The quality component of this program is very similar to PQRS, with the exception that outcomes measures are also part of the quality composite index. We will be spending more time with the VBP in this forum with future posts, but it is clear this represents another iteration in the evolution of quality reporting.
What’s next for quality reporting?
The evolution outlined above is not an accident. These pay-for-reporting programs have permitted CMS and Medicare providers to develop a broad experience with quality reporting. In 2012 for example, CMS received claims-based PQRS data for 15 million Medicare beneficiaries. Benchmarks have been established, reporting methods have been refined, and certain measures have been retired. The introduction of the National Quality Strategy has ensured that quality metrics will be equally distributed across each domain.
The Physician VBP is the latest step in this evolution and it includes a couple of important changes. First it introduces the concept of delivering quality in an efficient manner (quality as a function of cost). Second, the rewards (and punishment) are delivered at the practice level, not the individual provider level. And finally, the VBP will begin to introduce a degree of transparency not previously seen at the practice level. Transparency is more than just a buzzword these days. Who would have believed a year ago the Federal government would release provider names and their associated Medicare collections? I suspect the folks making the headlines did not.
What are your thoughts about the evolution of quality reporting?
Richard V. Paul MD says
Maybe the lack of “improvement” in checking lipid panels of CKD patients among nephrologists reflects increasing recognition of the lack of value in doing this test. The latest guidelines are also coming around to this point of view. If you are at high risk of cardiovascular events (as adult patients with CKD 3-4 are) you should probablyy be on a statin regardless of lipid levels – but if you’re on dialysis (CKD 5-6) and don’t actually have known atherosclerotic cardiovascular disease, statins have repeatedly been shown to be of no benefit.
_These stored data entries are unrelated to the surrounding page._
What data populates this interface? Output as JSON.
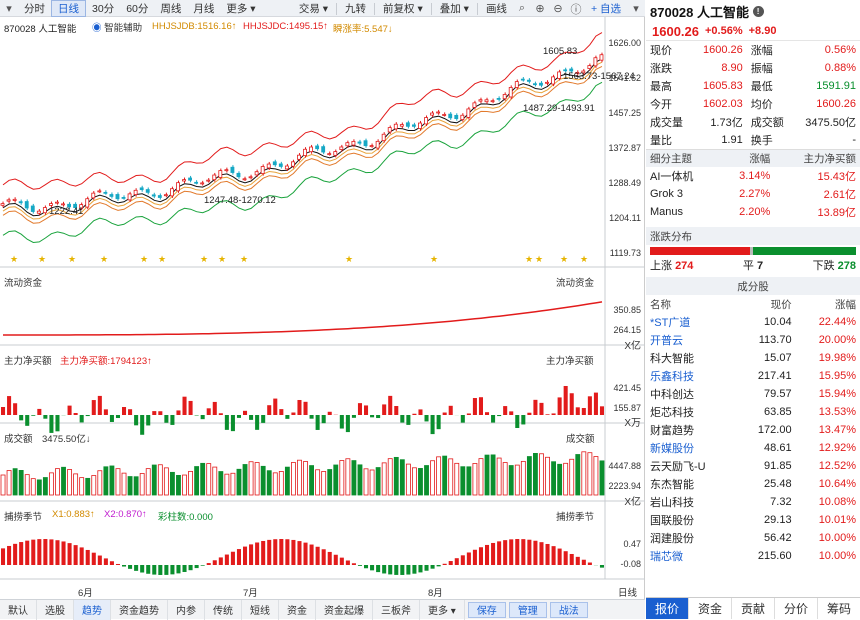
{
  "toolbar": {
    "tabs": [
      "分时",
      "日线",
      "30分",
      "60分",
      "周线",
      "月线",
      "更多 ▾"
    ],
    "active_tab": "日线",
    "right_items": [
      "交易 ▾",
      "九转",
      "前复权 ▾",
      "叠加 ▾",
      "画线"
    ],
    "add_label": "+ 自选"
  },
  "chart_header": {
    "stock": "870028 人工智能",
    "assist": "智能辅助",
    "hhjsjdb": "HHJSJDB:1516.16↑",
    "hhjsjdc": "HHJSJDC:1495.15↑",
    "liantui": "瞬涨率:5.547↓"
  },
  "price_axis": [
    "1626.00",
    "1541.62",
    "1457.25",
    "1372.87",
    "1288.49",
    "1204.11",
    "1119.73"
  ],
  "annotations": {
    "high": "1605.83",
    "band_top": "1563.73-1567.24",
    "band_mid": "1487.29-1493.91",
    "low1": "1222.41",
    "low2": "1247.48-1270.12"
  },
  "fund_flow": {
    "title": "流动资金",
    "title_right": "流动资金",
    "axis": [
      "350.85",
      "264.15"
    ],
    "unit": "X亿"
  },
  "main_net": {
    "title": "主力净买额",
    "value": "主力净买额:1794123↑",
    "title_right": "主力净买额",
    "axis": [
      "421.45",
      "155.87"
    ],
    "unit": "X万"
  },
  "turnover": {
    "title": "成交额",
    "value": "3475.50亿↓",
    "title_right": "成交额",
    "axis": [
      "4447.88",
      "2223.94"
    ],
    "unit": "X亿"
  },
  "season": {
    "title": "捕捞季节",
    "x1": "X1:0.883↑",
    "x2": "X2:0.870↑",
    "col": "彩柱数:0.000",
    "title_right": "捕捞季节",
    "axis": [
      "0.47",
      "-0.08"
    ]
  },
  "months": [
    "6月",
    "7月",
    "8月"
  ],
  "period_label": "日线",
  "bottom_tabs": [
    "默认",
    "选股",
    "趋势",
    "资金趋势",
    "内参",
    "传统",
    "短线",
    "资金",
    "资金起爆",
    "三板斧",
    "更多 ▾"
  ],
  "bottom_active": "趋势",
  "bottom_right": [
    "保存",
    "管理",
    "战法"
  ],
  "quote": {
    "title": "870028 人工智能",
    "price": "1600.26",
    "pct": "+0.56%",
    "chg": "+8.90",
    "rows": [
      [
        "现价",
        "1600.26",
        "涨幅",
        "0.56%"
      ],
      [
        "涨跌",
        "8.90",
        "振幅",
        "0.88%"
      ],
      [
        "最高",
        "1605.83",
        "最低",
        "1591.91"
      ],
      [
        "今开",
        "1602.03",
        "均价",
        "1600.26"
      ],
      [
        "成交量",
        "1.73亿",
        "成交额",
        "3475.50亿"
      ],
      [
        "量比",
        "1.91",
        "换手",
        "-"
      ]
    ]
  },
  "themes": {
    "headers": [
      "细分主题",
      "涨幅",
      "主力净买额"
    ],
    "rows": [
      [
        "AI一体机",
        "3.14%",
        "15.43亿"
      ],
      [
        "Grok 3",
        "2.27%",
        "2.61亿"
      ],
      [
        "Manus",
        "2.20%",
        "13.89亿"
      ]
    ]
  },
  "dist": {
    "title": "涨跌分布",
    "up_label": "上涨",
    "up": "274",
    "flat_label": "平",
    "flat": "7",
    "down_label": "下跌",
    "down": "278"
  },
  "components": {
    "title": "成分股",
    "headers": [
      "名称",
      "现价",
      "涨幅"
    ],
    "rows": [
      [
        "*ST广道",
        "10.04",
        "22.44%"
      ],
      [
        "开普云",
        "113.70",
        "20.00%"
      ],
      [
        "科大智能",
        "15.07",
        "19.98%"
      ],
      [
        "乐鑫科技",
        "217.41",
        "15.95%"
      ],
      [
        "中科创达",
        "79.57",
        "15.94%"
      ],
      [
        "炬芯科技",
        "63.85",
        "13.53%"
      ],
      [
        "财富趋势",
        "172.00",
        "13.47%"
      ],
      [
        "新媒股份",
        "48.61",
        "12.92%"
      ],
      [
        "云天励飞-U",
        "91.85",
        "12.52%"
      ],
      [
        "东杰智能",
        "25.48",
        "10.64%"
      ],
      [
        "岩山科技",
        "7.32",
        "10.08%"
      ],
      [
        "国联股份",
        "29.13",
        "10.01%"
      ],
      [
        "润建股份",
        "56.42",
        "10.00%"
      ],
      [
        "瑞芯微",
        "215.60",
        "10.00%"
      ]
    ],
    "blue_names": [
      0,
      1,
      3,
      7,
      13
    ]
  },
  "right_tabs": [
    "报价",
    "资金",
    "贡献",
    "分价",
    "筹码"
  ],
  "right_active": "报价",
  "colors": {
    "up": "#e21b1b",
    "down": "#0a8f2e",
    "accent": "#1a5fd0"
  }
}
Either way, checking lipid panels and treating to some arbitrary target is a waste of time and money.
Terry Ketchersid, MD, MBA, VP, Clinical Health Information Management says
Great points Dr Paul. One of the concerns with quality reporting has been the nimbleness (or lack thereof) of the respective bodies supervising the reporting. The fact that these PQRS measures are virtually unchanged over time highlights this concern. As a community we need to pay close attention to this aspect of quality reporting, especially as the Physician Value-based payment modifier becomes part of our daily existence.